Regular expressions are a useful way to perform text extraction.

### Vectorizing text
  
You'll now transform the volunteer dataset's title column into a text vector, which you'll use in a prediction task in the next exercise.
  
1. Store the volunteer.title column in a variable named title_text.
  
2. Instantiate a `TfidfVectorizer()` as tfidf_vec.
  
3. Transform the text in title_text into a tf-idf vector using tfidf_vec.

In [77]:
from sklearn.feature_extraction.text import TfidfVectorizer


# Need to drop NaN observations in the 'category_desc' for train_test_split
volunteer = pd.read_csv('../_datasets/volunteer_opportunities.csv')
volunteer = volunteer.dropna(subset=['category_desc'], axis=0)

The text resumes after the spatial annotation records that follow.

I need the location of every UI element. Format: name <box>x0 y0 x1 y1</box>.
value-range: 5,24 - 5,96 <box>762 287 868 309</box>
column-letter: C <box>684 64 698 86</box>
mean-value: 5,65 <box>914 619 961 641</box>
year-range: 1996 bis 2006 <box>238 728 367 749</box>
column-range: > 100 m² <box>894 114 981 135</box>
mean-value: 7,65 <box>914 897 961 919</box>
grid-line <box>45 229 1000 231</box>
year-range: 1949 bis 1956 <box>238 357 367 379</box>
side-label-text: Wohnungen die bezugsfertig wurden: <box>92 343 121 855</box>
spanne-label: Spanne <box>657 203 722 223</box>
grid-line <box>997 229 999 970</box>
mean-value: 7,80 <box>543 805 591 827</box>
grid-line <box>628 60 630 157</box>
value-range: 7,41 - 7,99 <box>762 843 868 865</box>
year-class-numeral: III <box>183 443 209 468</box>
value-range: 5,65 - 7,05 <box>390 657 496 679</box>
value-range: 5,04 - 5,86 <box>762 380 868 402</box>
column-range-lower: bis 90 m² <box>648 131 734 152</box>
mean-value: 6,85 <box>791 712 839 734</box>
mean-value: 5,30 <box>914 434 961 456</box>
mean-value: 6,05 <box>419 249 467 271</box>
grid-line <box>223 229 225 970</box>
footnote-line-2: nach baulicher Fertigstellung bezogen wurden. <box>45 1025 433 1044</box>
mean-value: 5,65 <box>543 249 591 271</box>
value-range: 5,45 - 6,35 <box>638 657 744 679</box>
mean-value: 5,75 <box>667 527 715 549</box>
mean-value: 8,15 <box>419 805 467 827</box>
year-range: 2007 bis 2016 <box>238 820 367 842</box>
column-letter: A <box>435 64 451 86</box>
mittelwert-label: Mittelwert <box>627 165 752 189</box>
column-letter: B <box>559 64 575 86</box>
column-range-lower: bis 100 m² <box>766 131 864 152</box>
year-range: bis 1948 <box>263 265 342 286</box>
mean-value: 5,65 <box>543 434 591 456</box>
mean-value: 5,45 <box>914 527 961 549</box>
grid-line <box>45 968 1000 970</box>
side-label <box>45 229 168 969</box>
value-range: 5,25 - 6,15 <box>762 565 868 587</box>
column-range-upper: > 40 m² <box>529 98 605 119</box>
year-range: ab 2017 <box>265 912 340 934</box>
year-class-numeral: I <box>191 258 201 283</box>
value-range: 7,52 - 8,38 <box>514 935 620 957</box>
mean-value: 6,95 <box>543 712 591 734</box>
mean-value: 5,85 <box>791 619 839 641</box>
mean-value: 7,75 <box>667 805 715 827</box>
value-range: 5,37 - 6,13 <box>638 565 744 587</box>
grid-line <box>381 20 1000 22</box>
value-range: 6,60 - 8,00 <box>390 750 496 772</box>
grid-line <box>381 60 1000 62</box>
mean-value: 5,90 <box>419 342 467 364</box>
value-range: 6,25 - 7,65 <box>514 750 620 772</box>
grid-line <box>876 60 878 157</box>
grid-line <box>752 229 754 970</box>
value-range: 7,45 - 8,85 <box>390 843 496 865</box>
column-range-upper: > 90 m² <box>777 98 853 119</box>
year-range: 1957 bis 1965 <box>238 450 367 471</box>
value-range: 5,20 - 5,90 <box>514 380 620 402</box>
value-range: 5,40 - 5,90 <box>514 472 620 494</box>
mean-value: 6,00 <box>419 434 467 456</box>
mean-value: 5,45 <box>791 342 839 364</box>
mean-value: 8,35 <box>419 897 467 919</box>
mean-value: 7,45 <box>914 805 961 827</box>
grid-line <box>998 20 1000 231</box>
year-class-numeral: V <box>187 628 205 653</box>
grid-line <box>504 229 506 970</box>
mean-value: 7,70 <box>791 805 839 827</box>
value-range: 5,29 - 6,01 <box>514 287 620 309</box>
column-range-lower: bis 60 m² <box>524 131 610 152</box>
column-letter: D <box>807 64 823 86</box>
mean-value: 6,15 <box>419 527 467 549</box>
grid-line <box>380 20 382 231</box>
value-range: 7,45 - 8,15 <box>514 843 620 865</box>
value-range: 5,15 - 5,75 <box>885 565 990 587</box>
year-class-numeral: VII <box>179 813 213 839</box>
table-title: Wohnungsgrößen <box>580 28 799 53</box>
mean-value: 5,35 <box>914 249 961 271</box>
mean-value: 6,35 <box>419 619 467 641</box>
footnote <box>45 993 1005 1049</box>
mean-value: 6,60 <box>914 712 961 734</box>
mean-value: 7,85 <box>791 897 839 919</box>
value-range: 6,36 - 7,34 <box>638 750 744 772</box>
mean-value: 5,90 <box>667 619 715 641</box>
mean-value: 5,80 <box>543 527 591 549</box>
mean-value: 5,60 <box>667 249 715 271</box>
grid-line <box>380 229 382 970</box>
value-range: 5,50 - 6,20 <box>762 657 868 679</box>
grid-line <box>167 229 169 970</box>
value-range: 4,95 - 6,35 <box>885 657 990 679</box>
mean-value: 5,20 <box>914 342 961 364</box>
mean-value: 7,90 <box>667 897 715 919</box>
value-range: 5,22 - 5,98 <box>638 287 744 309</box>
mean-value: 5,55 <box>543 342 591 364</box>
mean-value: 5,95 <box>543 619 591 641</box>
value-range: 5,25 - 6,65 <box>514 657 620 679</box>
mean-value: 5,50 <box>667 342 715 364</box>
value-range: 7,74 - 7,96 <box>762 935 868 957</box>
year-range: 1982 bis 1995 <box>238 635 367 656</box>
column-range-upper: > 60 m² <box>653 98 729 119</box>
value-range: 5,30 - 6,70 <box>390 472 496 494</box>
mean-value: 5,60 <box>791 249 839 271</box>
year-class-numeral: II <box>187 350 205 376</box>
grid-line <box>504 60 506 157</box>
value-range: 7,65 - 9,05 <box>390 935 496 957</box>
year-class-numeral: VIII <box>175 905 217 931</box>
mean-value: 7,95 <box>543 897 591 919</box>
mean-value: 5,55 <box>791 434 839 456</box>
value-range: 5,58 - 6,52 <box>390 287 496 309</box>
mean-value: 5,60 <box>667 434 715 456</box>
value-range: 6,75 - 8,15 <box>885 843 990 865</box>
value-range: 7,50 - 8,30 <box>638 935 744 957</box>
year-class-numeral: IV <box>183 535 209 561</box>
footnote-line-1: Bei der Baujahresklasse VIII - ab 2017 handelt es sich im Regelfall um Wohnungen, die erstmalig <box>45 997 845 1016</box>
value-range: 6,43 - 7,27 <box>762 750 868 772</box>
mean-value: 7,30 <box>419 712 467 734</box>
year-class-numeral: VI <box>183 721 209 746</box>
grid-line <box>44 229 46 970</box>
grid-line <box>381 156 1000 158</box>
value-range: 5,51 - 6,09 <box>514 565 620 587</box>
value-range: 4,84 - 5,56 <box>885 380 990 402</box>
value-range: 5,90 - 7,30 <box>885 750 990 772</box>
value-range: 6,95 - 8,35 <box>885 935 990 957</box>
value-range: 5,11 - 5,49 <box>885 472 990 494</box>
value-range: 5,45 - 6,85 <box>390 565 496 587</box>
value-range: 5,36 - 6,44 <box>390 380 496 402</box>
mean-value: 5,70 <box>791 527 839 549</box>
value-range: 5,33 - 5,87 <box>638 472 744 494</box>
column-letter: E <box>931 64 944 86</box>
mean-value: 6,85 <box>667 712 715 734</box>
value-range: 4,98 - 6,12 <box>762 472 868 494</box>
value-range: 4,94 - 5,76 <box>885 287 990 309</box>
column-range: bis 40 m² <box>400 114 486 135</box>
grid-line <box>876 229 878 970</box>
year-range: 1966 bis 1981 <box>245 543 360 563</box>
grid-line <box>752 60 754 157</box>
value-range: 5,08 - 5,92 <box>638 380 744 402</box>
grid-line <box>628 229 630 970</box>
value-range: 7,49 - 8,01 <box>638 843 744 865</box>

# Taking the title text from the title column
title_text = volunteer.title

# Create the vectorizer method
tfidf_vec = TfidfVectorizer()

# Transform the text into tf-idf vectors
text_tfidf = tfidf_vec.fit_transform(title_text)

### Text classification using tf/idf vectors
  
Now that you've encoded the volunteer dataset's title column into tf/idf vectors, you'll use those vectors to predict the category_desc column.
  
1. Split the text_tfidf vector and y target variable into training and test sets, setting the `stratify=` parameter equal to y, since the class distribution is uneven. Notice that we have to run the `.toarray()` method on the tf/idf vector, in order to get in it the proper format for scikit-learn.
  
2. Fit the X_train and y_train data to the Naive Bayes model, nb.
  
3. Print out the test set accuracy.

In [78]:
# CSR Matrix
print(text_tfidf)

  (0, 278)	0.6821380095940299
  (0, 1048)	0.7312234513930028
  (1, 832)	0.4089128467305852
  (1, 559)	0.4089128467305852
  (1, 90)	0.2211952015096988
  (1, 890)	0.3668183240931356
  (1, 490)	0.38428912950191935
  (1, 38)	0.4089128467305852
  (1, 1017)	0.4089128467305852
  (2, 680)	0.20380137329146378
  (2, 498)	0.17806074091111465
  (2, 240)	0.3097133180239295
  (2, 27)	0.3097133180239295
  (2, 708)	0.3097133180239295
  (2, 969)	0.16859216949793618
  (2, 535)	0.26756671781861974
  (2, 356)	0.3097133180239295
  (2, 1061)	0.27783064576035155
  (2, 944)	0.22729780579979794
  (2, 68)	0.1625840364724973
  (2, 487)	0.3097133180239295
  (2, 423)	0.3097133180239295
  (2, 368)	0.3097133180239295
  (3, 947)	0.7071067811865476
  (3, 922)	0.7071067811865476
  :	:
  (612, 681)	0.49600210945097983
  (612, 378)	0.49600210945097983
  (612, 773)	0.38733928023398656
  (612, 380)	0.20302987585336688
  (612, 1037)	0.19533322522098384
  (613, 937)	0.4699182426672902
  (613, 522)	0.4699182426672902
  (613, 

In [79]:
print(text_tfidf.toarray())

[[0. 0. 0. ... 0. 0. 0.]
 [0. 0. 0. ... 0. 0. 0.]
 [0. 0. 0. ... 0. 0. 0.]
 ...
 [0. 0. 0. ... 0. 0. 0.]
 [0. 0. 0. ... 0. 0. 0.]
 [0. 0. 0. ... 0. 0. 0.]]


In [80]:
from sklearn.model_selection import train_test_split
from sklearn.naive_bayes import GaussianNB


# Instanciate seed
SEED = 42

# Instanciate the Naive Bayes model
nb = GaussianNB()

# Split the dataset according to the class distribution of category_desc
y = volunteer['category_desc']
X_train, X_test, y_train, y_test = train_test_split(text_tfidf.toarray(), y, stratify=y, random_state=SEED)

# Fitting the model to the training data
nb.fit(X_train, y_train)

# Displaying the models accuracy
print(nb.score(X_test, y_test))

0.5161290322580645


Notice that the model doesn't score very well. We'll work on selecting the best features for modeling in the next chapter.